For instance, on one system, end users with a userid + password use the sFTP server for publishing static websites. Other access is prohibited, so I really like this OpenSSH configuration to use chrooted users, internal sftp support, whereas a different OpenSSH is used for administrative access (which is only accessible by myself and some trusted parties).
Running multiple instances
Although I might get a similar result with a single OpenSSH instance, I prefer to have multiple instances for this. The default OpenSSH port is used for the non-administrative access whereas administrative access is on a non-default port. This has a number of advantages...
First of all, the SSH configurations are simple and clean. No complex configurations, and more importantly: easy to manage through configuration management tools like SaltStack, my current favorite orchestration/automation tool.
Different instances also allow for different operational support services. There is different monitoring for end-user SSH access versus administrative SSH access. Also the fail2ban configuration is different for these instances.
I can also easily shut down the non-administrative service while ensuring that administrative access remains operational - something important in case of changes and maintenance.

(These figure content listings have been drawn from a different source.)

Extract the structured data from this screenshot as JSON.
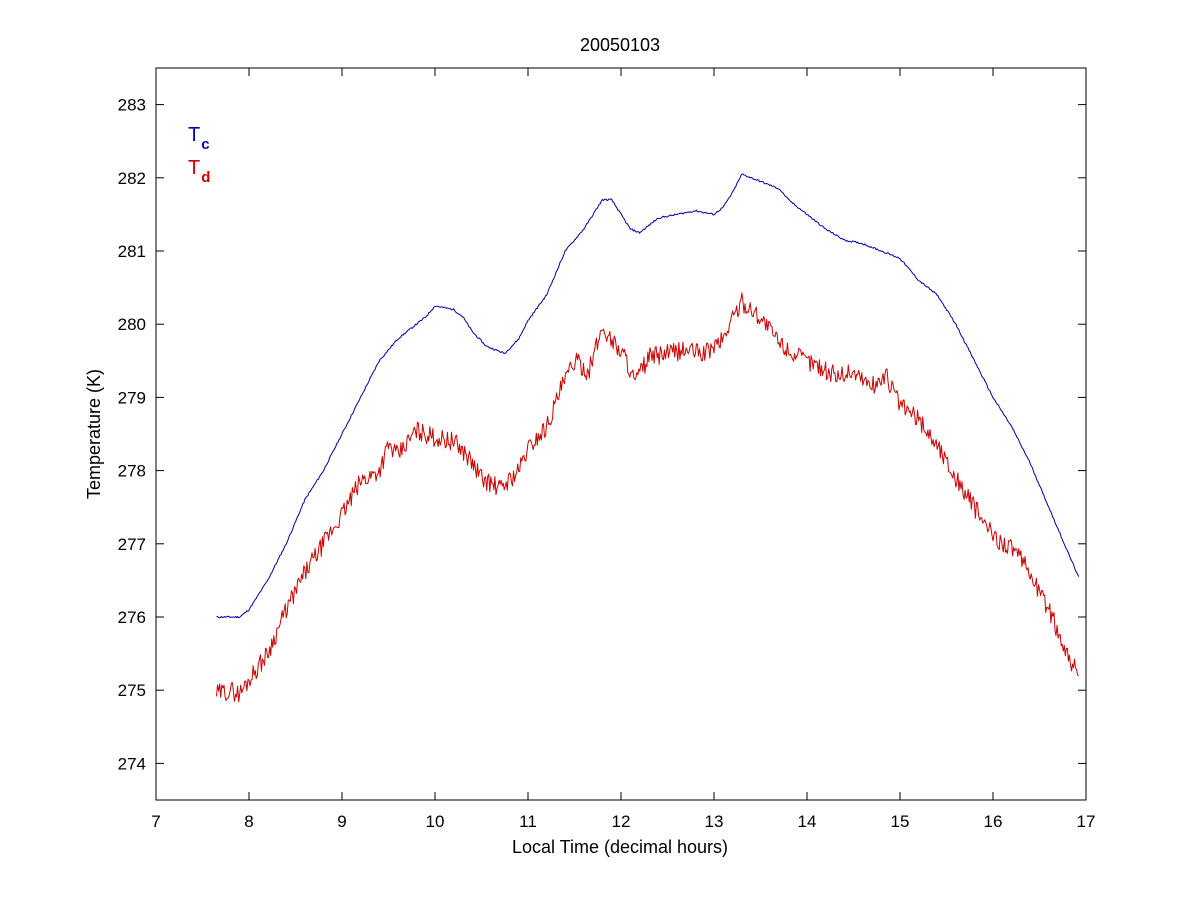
{
  "chart_data": {
    "type": "line",
    "title": "20050103",
    "xlabel": "Local Time (decimal hours)",
    "ylabel": "Temperature (K)",
    "xlim": [
      7,
      17
    ],
    "ylim": [
      273.5,
      283.5
    ],
    "xticks": [
      7,
      8,
      9,
      10,
      11,
      12,
      13,
      14,
      15,
      16,
      17
    ],
    "yticks": [
      274,
      275,
      276,
      277,
      278,
      279,
      280,
      281,
      282,
      283
    ],
    "grid": false,
    "legend_position": "top-left",
    "series": [
      {
        "name": "T",
        "subscript": "c",
        "color": "#0000aa",
        "x": [
          7.65,
          7.9,
          8.0,
          8.2,
          8.4,
          8.6,
          8.8,
          9.0,
          9.2,
          9.4,
          9.6,
          9.8,
          9.9,
          10.0,
          10.2,
          10.3,
          10.4,
          10.55,
          10.75,
          10.9,
          11.0,
          11.2,
          11.4,
          11.6,
          11.8,
          11.9,
          12.0,
          12.1,
          12.2,
          12.4,
          12.6,
          12.8,
          13.0,
          13.1,
          13.2,
          13.3,
          13.5,
          13.7,
          13.8,
          14.0,
          14.2,
          14.4,
          14.6,
          14.8,
          15.0,
          15.2,
          15.4,
          15.6,
          15.8,
          16.0,
          16.2,
          16.4,
          16.6,
          16.8,
          16.92
        ],
        "y": [
          276.0,
          276.0,
          276.1,
          276.5,
          277.0,
          277.6,
          278.0,
          278.5,
          279.0,
          279.5,
          279.8,
          280.0,
          280.1,
          280.25,
          280.2,
          280.1,
          279.9,
          279.7,
          279.6,
          279.8,
          280.05,
          280.4,
          281.0,
          281.3,
          281.7,
          281.7,
          281.5,
          281.3,
          281.25,
          281.45,
          281.5,
          281.55,
          281.5,
          281.6,
          281.8,
          282.05,
          281.95,
          281.85,
          281.7,
          281.5,
          281.3,
          281.15,
          281.1,
          281.0,
          280.9,
          280.6,
          280.4,
          280.0,
          279.5,
          279.0,
          278.6,
          278.1,
          277.5,
          276.9,
          276.55
        ]
      },
      {
        "name": "T",
        "subscript": "d",
        "color": "#cc0000",
        "x": [
          7.65,
          7.8,
          7.9,
          8.0,
          8.2,
          8.4,
          8.6,
          8.8,
          9.0,
          9.2,
          9.4,
          9.5,
          9.6,
          9.8,
          10.0,
          10.2,
          10.35,
          10.5,
          10.7,
          10.9,
          11.0,
          11.2,
          11.35,
          11.5,
          11.65,
          11.8,
          11.95,
          12.05,
          12.15,
          12.3,
          12.5,
          12.7,
          12.9,
          13.1,
          13.2,
          13.3,
          13.5,
          13.7,
          13.9,
          14.1,
          14.3,
          14.5,
          14.7,
          14.85,
          15.0,
          15.2,
          15.4,
          15.6,
          15.8,
          16.0,
          16.2,
          16.4,
          16.6,
          16.8,
          16.92
        ],
        "y": [
          274.95,
          275.0,
          274.95,
          275.15,
          275.5,
          276.1,
          276.6,
          277.0,
          277.4,
          277.85,
          278.0,
          278.35,
          278.2,
          278.55,
          278.45,
          278.4,
          278.2,
          277.9,
          277.75,
          278.0,
          278.3,
          278.6,
          279.1,
          279.5,
          279.35,
          279.95,
          279.7,
          279.55,
          279.2,
          279.55,
          279.6,
          279.65,
          279.6,
          279.8,
          280.1,
          280.3,
          280.1,
          279.75,
          279.55,
          279.45,
          279.3,
          279.35,
          279.15,
          279.3,
          278.9,
          278.7,
          278.35,
          277.9,
          277.5,
          277.1,
          276.95,
          276.6,
          276.1,
          275.5,
          275.2
        ]
      }
    ]
  }
}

Dealing with multiple instances and SELinux
Beyond enabling a non-default port for SSH (i.e. by marking it as ssh_port_t
as well) there is little additional tuning necessary, but that doesn't mean that
there is no additional tuning possible.
For instance, we could leverage MCS' categories to only allow users (and thus the SSH daemon) access to the files assigned only that category (and not the rest) whereas the administrative SSH daemon can access all categories.
On an MLS enabled system we could even use different sensitivity levels, allowing the administrative SSH to access the full scala whereas the user-facing SSH can only access the lowest sensitivity level. But as I don't use MLS myself, I won't go into detail for this.
A third possibility would be to fine-tune the permissions of the SSH daemons. However,
that would require different types for the daemon, which requires the daemons to be
started through different scripts (so that we first transition to dedicated
types) before they execute the SSHd binary (which has the sshd_exec_t
type
assigned).
Requiring pubkey and password authentication
Recent OpenSSH daemons allow chaining multiple authentication methods before access is granted. This allows the systems to force SSH key authentication first, and then - after succesful authentication - require the password to be passed on as well. Or a second step such as Google Authenticator.
AuthenticationMethods publickey,password
PasswordAuthentication yes
I don't use the Google Authenticator, but the Yubico PAM module to require additional authentication through my U2F dongle (so ssh key, password and u2f key). Don't consider this three-factor authentication: one thing I know (password) and two things I have (U2F and ssh key). It's more that I have a couple of devices with a valid SSH key (laptop, tablet, mobile) which are of course targets for theft.
The chance that both one of those devices is stolen together with the U2F dongle (which I don't keep attached to those devices of course) is somewhat less.